Soledad, in northern Monterey County, is known for lettuce and other row crops. Chalone Vineyards, had a reputation then for its Burgundian style wines. In the early 1980s, the small nondescript winery and sprawling vineyards were in the shadow of the Pinnacles, an imposing rock formation, with a honeycomb network of caves. The one-lane narrow road to the Pinnacles, with its many switch backs, put a strain on Jack's aging Beetle.
At the top of the hill, the blacktop turned into a dirt driveway, leading to a Quonset hut in a small grove of trees. The rattle of the VW announced our arrival but the only thing stirring, besides a large number of birds feasting on the grapes, was a rangy dog that circled the car and then christened our presence by lifting his leg and peeing on the left front wheel.
After relieving itself, the dog backed away and began barking, so we were wary about getting out of the car. But all the barking did was disturb the intermittent silence, broken by loud blasts from an air cannon.
It was comical to watch. The birds would roost on the vines pecking away at the ripe grapes, the cannon would go off and the birds would scatter, then plunge back to the vines, as though their skinny legs were attached to a rubber band.
Nature defeating human innovation was mesmerizing, but we soon became aware that there was no one around. So we left a note and retreated down the hill to Soledad.

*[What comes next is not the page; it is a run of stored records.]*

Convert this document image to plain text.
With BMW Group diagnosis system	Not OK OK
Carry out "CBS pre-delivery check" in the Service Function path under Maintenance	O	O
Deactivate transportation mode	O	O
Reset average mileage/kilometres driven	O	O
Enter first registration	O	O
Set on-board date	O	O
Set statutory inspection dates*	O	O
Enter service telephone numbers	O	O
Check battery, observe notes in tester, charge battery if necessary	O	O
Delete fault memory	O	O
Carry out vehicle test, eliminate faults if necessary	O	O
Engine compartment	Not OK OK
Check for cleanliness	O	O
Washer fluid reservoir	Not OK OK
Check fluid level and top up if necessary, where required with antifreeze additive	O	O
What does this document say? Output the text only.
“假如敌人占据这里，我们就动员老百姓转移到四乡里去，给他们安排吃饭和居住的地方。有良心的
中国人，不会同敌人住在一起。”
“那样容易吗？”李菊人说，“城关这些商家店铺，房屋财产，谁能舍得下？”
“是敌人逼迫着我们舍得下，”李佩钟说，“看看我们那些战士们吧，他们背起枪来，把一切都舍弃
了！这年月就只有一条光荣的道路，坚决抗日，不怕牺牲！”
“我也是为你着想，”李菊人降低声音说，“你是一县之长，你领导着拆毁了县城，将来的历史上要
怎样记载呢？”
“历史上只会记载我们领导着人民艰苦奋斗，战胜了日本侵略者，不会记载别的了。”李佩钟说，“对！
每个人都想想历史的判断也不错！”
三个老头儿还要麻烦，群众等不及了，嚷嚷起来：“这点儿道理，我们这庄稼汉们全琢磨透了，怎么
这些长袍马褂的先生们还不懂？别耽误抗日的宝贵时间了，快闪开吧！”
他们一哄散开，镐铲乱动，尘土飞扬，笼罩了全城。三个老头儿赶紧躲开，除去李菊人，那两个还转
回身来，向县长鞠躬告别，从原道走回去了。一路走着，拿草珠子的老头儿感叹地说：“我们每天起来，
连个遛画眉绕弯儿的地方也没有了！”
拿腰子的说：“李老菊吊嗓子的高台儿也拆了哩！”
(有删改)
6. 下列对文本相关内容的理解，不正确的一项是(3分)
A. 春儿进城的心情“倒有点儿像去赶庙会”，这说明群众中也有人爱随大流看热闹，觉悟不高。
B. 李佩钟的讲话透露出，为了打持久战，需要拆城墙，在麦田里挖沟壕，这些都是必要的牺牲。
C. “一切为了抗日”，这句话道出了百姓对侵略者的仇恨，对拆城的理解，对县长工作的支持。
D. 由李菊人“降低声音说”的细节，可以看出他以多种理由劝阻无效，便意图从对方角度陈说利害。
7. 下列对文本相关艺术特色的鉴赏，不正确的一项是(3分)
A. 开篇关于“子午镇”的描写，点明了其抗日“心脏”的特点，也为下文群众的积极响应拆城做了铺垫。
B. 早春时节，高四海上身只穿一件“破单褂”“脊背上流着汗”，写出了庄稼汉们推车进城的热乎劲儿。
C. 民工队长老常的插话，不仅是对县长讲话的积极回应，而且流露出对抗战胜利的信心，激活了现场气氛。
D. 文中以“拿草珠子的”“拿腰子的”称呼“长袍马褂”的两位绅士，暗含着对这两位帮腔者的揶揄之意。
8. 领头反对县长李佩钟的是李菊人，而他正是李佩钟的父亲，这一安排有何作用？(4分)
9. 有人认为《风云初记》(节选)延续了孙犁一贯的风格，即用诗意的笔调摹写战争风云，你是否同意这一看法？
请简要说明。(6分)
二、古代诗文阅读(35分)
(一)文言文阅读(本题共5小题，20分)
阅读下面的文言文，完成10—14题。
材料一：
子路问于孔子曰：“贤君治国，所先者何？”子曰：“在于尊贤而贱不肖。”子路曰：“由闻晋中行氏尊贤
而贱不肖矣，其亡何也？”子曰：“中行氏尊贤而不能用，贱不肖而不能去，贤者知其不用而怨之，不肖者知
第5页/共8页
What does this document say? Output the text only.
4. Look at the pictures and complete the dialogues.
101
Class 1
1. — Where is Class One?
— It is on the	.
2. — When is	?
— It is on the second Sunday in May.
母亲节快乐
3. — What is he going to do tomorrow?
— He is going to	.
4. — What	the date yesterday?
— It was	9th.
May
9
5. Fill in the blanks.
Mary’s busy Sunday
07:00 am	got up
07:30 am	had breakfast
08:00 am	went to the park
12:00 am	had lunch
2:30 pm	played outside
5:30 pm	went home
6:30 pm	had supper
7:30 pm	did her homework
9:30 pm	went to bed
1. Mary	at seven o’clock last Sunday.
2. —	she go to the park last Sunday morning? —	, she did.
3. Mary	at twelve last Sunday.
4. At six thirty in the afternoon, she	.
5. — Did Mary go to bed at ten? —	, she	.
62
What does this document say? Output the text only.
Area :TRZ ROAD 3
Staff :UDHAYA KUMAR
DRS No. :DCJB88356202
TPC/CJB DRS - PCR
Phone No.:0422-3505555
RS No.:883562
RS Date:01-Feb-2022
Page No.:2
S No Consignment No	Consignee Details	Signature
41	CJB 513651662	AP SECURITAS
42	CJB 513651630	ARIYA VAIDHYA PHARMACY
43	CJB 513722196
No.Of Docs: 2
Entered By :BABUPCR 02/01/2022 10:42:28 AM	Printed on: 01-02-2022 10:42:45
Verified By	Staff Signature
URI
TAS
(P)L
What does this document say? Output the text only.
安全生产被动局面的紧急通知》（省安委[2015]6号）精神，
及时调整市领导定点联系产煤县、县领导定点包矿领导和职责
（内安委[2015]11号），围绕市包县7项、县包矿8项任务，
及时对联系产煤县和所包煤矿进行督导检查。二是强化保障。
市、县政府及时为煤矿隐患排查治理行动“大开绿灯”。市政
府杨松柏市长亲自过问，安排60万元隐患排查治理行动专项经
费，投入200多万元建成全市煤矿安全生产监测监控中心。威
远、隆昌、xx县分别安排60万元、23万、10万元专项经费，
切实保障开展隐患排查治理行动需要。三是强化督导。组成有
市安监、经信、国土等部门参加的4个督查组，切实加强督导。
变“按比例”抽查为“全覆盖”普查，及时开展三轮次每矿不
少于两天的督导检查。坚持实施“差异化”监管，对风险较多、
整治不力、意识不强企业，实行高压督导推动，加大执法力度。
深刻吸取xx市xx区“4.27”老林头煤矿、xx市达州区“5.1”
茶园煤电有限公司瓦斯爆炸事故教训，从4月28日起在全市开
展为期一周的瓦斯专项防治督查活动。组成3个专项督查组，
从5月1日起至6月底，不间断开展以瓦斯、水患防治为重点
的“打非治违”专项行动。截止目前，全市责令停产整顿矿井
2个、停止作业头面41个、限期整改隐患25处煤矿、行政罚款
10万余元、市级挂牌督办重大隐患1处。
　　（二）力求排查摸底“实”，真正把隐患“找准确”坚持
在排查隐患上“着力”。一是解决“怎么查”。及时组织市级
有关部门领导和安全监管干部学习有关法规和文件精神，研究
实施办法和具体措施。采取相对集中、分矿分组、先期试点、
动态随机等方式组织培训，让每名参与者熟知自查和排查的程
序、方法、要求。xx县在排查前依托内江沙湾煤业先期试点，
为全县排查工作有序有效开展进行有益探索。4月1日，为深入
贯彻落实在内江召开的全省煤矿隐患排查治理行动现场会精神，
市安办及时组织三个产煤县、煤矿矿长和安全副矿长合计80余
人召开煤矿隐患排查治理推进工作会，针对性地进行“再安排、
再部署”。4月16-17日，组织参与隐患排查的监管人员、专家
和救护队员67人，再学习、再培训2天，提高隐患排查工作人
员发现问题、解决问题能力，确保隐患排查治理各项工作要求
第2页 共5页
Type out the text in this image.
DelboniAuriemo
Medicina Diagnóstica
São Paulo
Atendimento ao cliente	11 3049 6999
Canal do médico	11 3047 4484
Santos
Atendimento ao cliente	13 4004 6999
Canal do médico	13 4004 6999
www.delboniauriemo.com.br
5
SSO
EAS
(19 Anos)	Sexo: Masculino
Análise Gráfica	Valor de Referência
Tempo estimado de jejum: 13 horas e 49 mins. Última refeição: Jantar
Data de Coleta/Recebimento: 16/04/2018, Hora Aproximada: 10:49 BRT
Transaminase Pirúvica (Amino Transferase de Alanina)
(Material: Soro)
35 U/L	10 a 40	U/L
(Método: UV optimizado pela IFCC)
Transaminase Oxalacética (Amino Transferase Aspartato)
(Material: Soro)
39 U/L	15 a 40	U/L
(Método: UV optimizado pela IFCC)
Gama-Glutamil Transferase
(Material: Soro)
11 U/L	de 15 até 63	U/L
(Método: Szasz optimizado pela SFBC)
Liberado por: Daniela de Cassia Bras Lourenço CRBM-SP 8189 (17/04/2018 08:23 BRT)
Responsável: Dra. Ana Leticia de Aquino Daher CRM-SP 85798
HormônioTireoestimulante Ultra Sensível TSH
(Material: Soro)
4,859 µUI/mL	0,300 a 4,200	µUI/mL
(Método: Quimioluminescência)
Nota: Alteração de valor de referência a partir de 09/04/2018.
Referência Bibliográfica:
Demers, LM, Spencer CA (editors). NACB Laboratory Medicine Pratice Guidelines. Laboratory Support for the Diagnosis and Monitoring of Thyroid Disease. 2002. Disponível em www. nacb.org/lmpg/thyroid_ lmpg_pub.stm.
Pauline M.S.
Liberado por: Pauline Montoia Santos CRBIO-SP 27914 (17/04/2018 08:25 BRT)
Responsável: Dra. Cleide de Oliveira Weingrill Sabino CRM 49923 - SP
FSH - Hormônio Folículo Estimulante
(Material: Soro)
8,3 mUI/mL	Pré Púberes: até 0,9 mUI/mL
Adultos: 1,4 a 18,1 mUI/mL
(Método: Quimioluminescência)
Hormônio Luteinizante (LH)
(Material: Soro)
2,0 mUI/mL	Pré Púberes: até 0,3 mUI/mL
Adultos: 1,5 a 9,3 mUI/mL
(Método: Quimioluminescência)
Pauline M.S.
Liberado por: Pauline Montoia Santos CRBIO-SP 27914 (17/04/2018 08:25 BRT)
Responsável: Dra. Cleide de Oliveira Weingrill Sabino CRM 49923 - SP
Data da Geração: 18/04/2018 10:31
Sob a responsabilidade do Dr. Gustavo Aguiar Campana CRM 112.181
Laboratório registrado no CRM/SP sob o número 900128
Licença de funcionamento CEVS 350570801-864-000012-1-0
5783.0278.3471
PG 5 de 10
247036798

The next morning, I looked out the window hoping to see clear weather as this was the only day we had for photos of Chalone. To my surprise, the fog was so thick and impenetrable that I couldn't see the VW parked outside the room.
Fortified with plenty of coffee and a breakfast burrito, we headed up the hill, hoping for the best, but not knowing what to expect. The narrow road seemed even longer, or maybe it was just the dense fog.
As we eased slowly around one of the blind turns in the road, the fog started to lift and suddenly we emerged into blinding sunlight. Jack found a pull over and we got out to look at the beautiful sight that stretched out below us.
Everything in the valley was covered by a brilliant white irregular bumpy blanket that reminded me of cotton batting. We had emerged into a complete reverse of the earlier foggy surprise in Soledad.
The dog wasn't around to greet us but Richard Graff was, as we pulled up to the Quonset hut. He apologized for not being around the night before but he had gone down to Soledad in his truck to haul water up to the vineyards.
Graff explained that it was the limestone soil base that attracted him to the hilly remote site. Although Pinot Noir thrived in the shadow of the Pinnacles, Graff was also making Chardonnay in the Burgundian style. In fact, Graff and Chalone became known for the use of malolactic and oak barrel fermentation.
Chalone wines were a testament to what was possible with those grapes in California in the late 1970s. The 1974 Chalone Pinot Noir placed third in the famous 1976 Judgement of Paris tasting the pitted California Cabernet Sauvignon and Chardonnay against French Bordeaux and Burgundy.